Madhav Gumma
Madhav Gumma

Reputation: 65

convert an undirected graph in CSV format to RDF format using SPARQL

I have a CSV format file that stores a Graph. It contains two columns source vertex id and destination vertex id. Ids are integers in a range [0,max_vertex-1]. I want to convert it into an RDF format file. I know that we can do it using a SPARQL query utilizing the "CONSTRUCT" phrase. But not completely sure how to write my query since I don't have subject, predicate, and object here. If all the edges are of equal weight or no weight, just a simple undirected graph, does SPARQL help in writing a query to convert the CSV file to RDF format.

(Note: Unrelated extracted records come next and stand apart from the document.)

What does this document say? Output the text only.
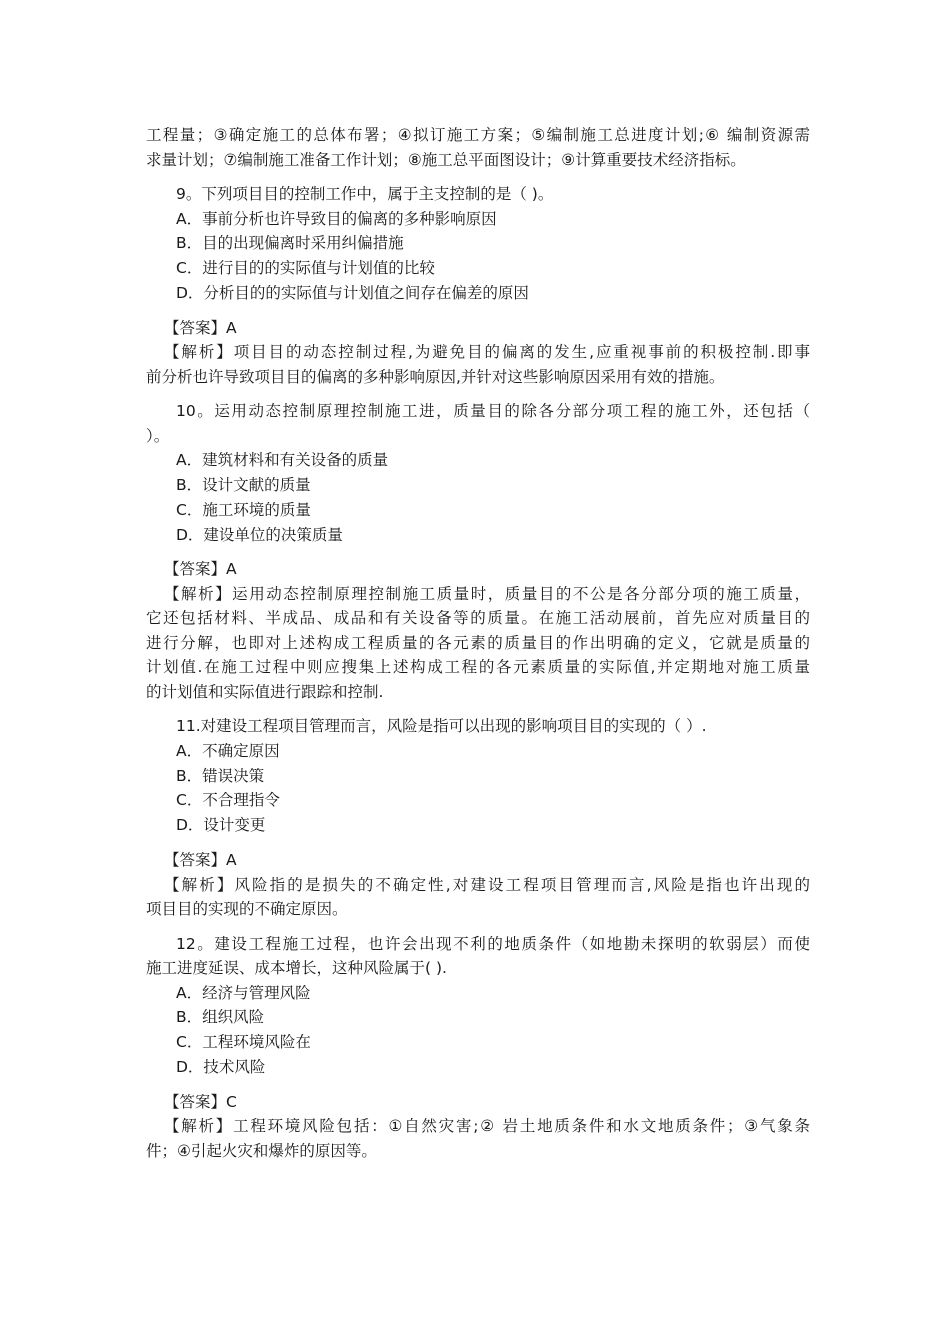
工程量；③确定施工的总体布署；④拟订施工方案；⑤编制施工总进度计划;⑥ 编制资源需
求量计划；⑦编制施工准备工作计划；⑧施工总平面图设计；⑨计算重要技术经济指标。
9。下列项目目的控制工作中，属于主支控制的是（ )。
A．事前分析也许导致目的偏离的多种影响原因
B．目的出现偏离时采用纠偏措施
C．进行目的的实际值与计划值的比较
D．分析目的的实际值与计划值之间存在偏差的原因
【答案】A
【解析】项目目的动态控制过程,为避免目的偏离的发生,应重视事前的积极控制.即事
前分析也许导致项目目的偏离的多种影响原因,并针对这些影响原因采用有效的措施。
10。运用动态控制原理控制施工进，质量目的除各分部分项工程的施工外，还包括（
）。
A．建筑材料和有关设备的质量
B．设计文献的质量
C．施工环境的质量
D．建设单位的决策质量
【答案】A
【解析】运用动态控制原理控制施工质量时，质量目的不公是各分部分项的施工质量，
它还包括材料、半成品、成品和有关设备等的质量。在施工活动展前，首先应对质量目的
进行分解，也即对上述构成工程质量的各元素的质量目的作出明确的定义，它就是质量的
计划值.在施工过程中则应搜集上述构成工程的各元素质量的实际值,并定期地对施工质量
的计划值和实际值进行跟踪和控制.
11.对建设工程项目管理而言，风险是指可以出现的影响项目目的实现的（ ）.
A．不确定原因
B．错误决策
C．不合理指令
D．设计变更
【答案】A
【解析】风险指的是损失的不确定性,对建设工程项目管理而言,风险是指也许出现的
项目目的实现的不确定原因。
12。建设工程施工过程，也许会出现不利的地质条件（如地勘未探明的软弱层）而使
施工进度延误、成本增长，这种风险属于( ).
A．经济与管理风险
B．组织风险
C．工程环境风险在
D．技术风险
【答案】C
【解析】工程环境风险包括：①自然灾害;② 岩土地质条件和水文地质条件；③气象条
件；④引起火灾和爆炸的原因等。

If such a query exists, can someone help me with the SPARQL query? I don't know much of SPARQL.

Upvotes: 0

Views: 1030

Answers (1)

Thomas
Thomas

Reputation: 1030

It sounds like what you're trying to develop is the intermediate layer between your data (the csv file) and a graph (which you can then run SPARQL queries on). The intermediate layer that you're after is often called triplification, which is the process of turning raw data into RDF triples.

One common way to do this is with Python's rdflib. As a sketch, you should load your csv into python and loop over each row, constructing the appropriate triple at each iteration and add it to the graph.

An immediate problem that you mention is you don't have any predicates-which is an absolute requirement for the RDF data model (it's how you connect nodes). I would suggest finding an ontology with an appropriate term and use it to connect the nodes, or make up your own term as I've done below if you're exploring the data.

Some pseudocode...

import rdflib

# Create the graph object which holds the triples
graph = rdflib.Graph()

For each row in csv file:
   s = rdflib.URIRef(f'#/{row["column_1]}')
   p = rdflib.URIRef("#connectsTo")
   o = rdflib.URIRef(f'#/{row["column_2"]}')
   graph.add((s, p, o))

g.serialize(destination='graph.ttl', format='turtle')

From here, you can load graph.ttl into a graph store that supports RDF or run a separate reasoner over it.

To avoid any confusion with SPARQL-it's used to query existing graphs; the CONSTRUCT query takes an existing graph and returns a new graph.